E as autoridades ucranianas agora dizem que nunca tiveram tão pouco apetite para negociar, dados seus recentes sucessos no campo de batalha e a tentativa de anexação ilegal da Rússia.
As forças ucranianas recapturaram com sucesso territórios e cidades importantes, incluindo a cidade oriental de Liman, e estão fazendo novas incursões nas áreas ocupadas. No sul, o trabalho árduo da Ucrânia resultou em alguns ganhos ao longo do Rio Dnieper em direção à cidade estratégica de Kherson.
Os ganhos territoriais vieram quando Putin cruzou uma linha vermelha para Zelenski com a anexação ilegal de quatro regiões da Ucrânia. Durante semanas, Zelenski havia alertado que tal movimento seria a sentença de morte para futuras negociações de paz, e ele assinou um decreto na semana passada descartando formalmente a possibilidade de negociações.
O presidente ucraniano agora diz que somente se Putin for removido do poder a Ucrânia consideraria voltar à mesa. “Vamos negociar com o novo presidente”, disse Zelenski em um discurso em vídeo.
Moscou respondeu dizendo que não encerraria suas operações militares se Kiev se recusar a negociar.
Tudo isso contribui para uma guerra cujo desfecho parece cada vez mais aberto, já que mesmo aqueles no círculo mais próximo de Zelenski, mais abertos a explorar negociações com a Rússia, disseram que as anexações de Putin sofreram um golpe fatal.
“Putin injetou o vírus da guerra infinita com seu movimento de anexação”, disse David Arakhamia, um dos principais negociadores de Zelenski e líder majoritário do Parlamento ucraniano, em entrevista. “A Ucrânia nunca aceitará isso.”

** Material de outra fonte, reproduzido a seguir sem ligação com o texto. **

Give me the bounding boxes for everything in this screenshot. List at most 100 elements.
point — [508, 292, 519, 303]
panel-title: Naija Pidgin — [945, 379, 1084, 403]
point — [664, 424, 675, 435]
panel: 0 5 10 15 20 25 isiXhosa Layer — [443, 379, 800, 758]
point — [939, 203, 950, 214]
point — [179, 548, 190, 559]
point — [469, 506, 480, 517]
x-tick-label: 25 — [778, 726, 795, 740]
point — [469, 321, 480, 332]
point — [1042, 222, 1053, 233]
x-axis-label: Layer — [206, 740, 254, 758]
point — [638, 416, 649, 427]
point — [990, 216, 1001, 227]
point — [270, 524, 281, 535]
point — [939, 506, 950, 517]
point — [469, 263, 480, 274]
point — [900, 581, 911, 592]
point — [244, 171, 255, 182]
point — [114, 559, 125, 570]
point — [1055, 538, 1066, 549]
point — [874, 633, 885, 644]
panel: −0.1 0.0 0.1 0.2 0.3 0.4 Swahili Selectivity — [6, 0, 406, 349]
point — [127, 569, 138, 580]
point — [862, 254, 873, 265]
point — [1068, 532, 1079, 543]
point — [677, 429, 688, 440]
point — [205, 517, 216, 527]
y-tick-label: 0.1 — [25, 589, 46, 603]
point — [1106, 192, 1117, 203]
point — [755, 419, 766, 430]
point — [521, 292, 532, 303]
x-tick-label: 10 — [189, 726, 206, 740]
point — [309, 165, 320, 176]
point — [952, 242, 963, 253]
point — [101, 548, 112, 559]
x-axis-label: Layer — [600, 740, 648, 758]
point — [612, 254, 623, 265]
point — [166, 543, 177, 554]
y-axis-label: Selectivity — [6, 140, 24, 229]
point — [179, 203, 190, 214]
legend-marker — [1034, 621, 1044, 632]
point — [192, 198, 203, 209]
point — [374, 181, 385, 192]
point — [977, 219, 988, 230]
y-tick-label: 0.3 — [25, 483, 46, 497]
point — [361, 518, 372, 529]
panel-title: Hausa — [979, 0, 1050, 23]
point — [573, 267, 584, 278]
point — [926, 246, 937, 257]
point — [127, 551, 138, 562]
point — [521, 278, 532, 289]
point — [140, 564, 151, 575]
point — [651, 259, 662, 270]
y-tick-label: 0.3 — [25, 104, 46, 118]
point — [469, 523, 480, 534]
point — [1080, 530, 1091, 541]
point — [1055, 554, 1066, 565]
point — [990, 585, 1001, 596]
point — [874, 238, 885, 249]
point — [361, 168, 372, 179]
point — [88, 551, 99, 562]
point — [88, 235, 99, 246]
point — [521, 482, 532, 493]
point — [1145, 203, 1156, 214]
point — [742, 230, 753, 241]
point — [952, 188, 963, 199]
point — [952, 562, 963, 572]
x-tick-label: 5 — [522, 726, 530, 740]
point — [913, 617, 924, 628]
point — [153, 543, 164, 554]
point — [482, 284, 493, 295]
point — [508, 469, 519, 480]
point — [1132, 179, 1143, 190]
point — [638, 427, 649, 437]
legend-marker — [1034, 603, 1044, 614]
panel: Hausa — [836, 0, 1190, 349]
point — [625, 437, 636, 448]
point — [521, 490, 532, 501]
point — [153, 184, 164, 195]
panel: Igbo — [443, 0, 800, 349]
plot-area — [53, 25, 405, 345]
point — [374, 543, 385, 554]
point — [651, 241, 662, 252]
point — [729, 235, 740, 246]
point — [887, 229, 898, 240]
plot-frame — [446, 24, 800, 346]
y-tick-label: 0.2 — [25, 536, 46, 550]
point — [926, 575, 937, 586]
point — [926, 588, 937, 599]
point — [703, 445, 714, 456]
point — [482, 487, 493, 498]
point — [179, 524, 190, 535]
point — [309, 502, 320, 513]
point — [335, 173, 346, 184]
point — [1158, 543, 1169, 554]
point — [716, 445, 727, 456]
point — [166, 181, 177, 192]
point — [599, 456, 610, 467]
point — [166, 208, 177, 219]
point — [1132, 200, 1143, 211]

A ação da Rússia não foi uma surpresa completa para os EUA, uma vez que muitas autoridades viram sinais desde o semestre passado de que a Rússia poderia fazer o movimento descarado de anexar territórios. Biden pediu a seu conselheiro de segurança nacional, Jake Sullivan, e a uma equipe que montassem uma abordagem e um conjunto de opções políticas para quando a Rússia avançasse com esse projeto de anexação, disse um alto funcionário da Casa Branca.
Em 21 de setembro, no mesmo dia em que Putin ordenou uma mobilização militar parcial e expressou apoio aos referendos encenados que foram precursores da anexação de territórios ucranianos, Biden tinha programado um discurso que faria na Assembleia-Geral da ONU. Autoridades dos EUA esperaram para ver o que Putin diria, então reescreveram partes do discurso de Biden naquela manhã para condenar com força a ameaça velada de Putin de usar armas nucleares e realizar os referendos falsos.
A caminho da sede da ONU, Biden ainda estava refazendo partes de seu discurso com Sullivan e o secretário de Estado, Antony Blinken. “Mais uma vez, apenas hoje, o presidente Putin fez ameaças nucleares abertas contra a Europa e um desrespeito imprudente pelas responsabilidades do regime de não proliferação”, disse Biden, acrescentando: “Este mundo deveria ver esses atos ultrajantes pelo que são”.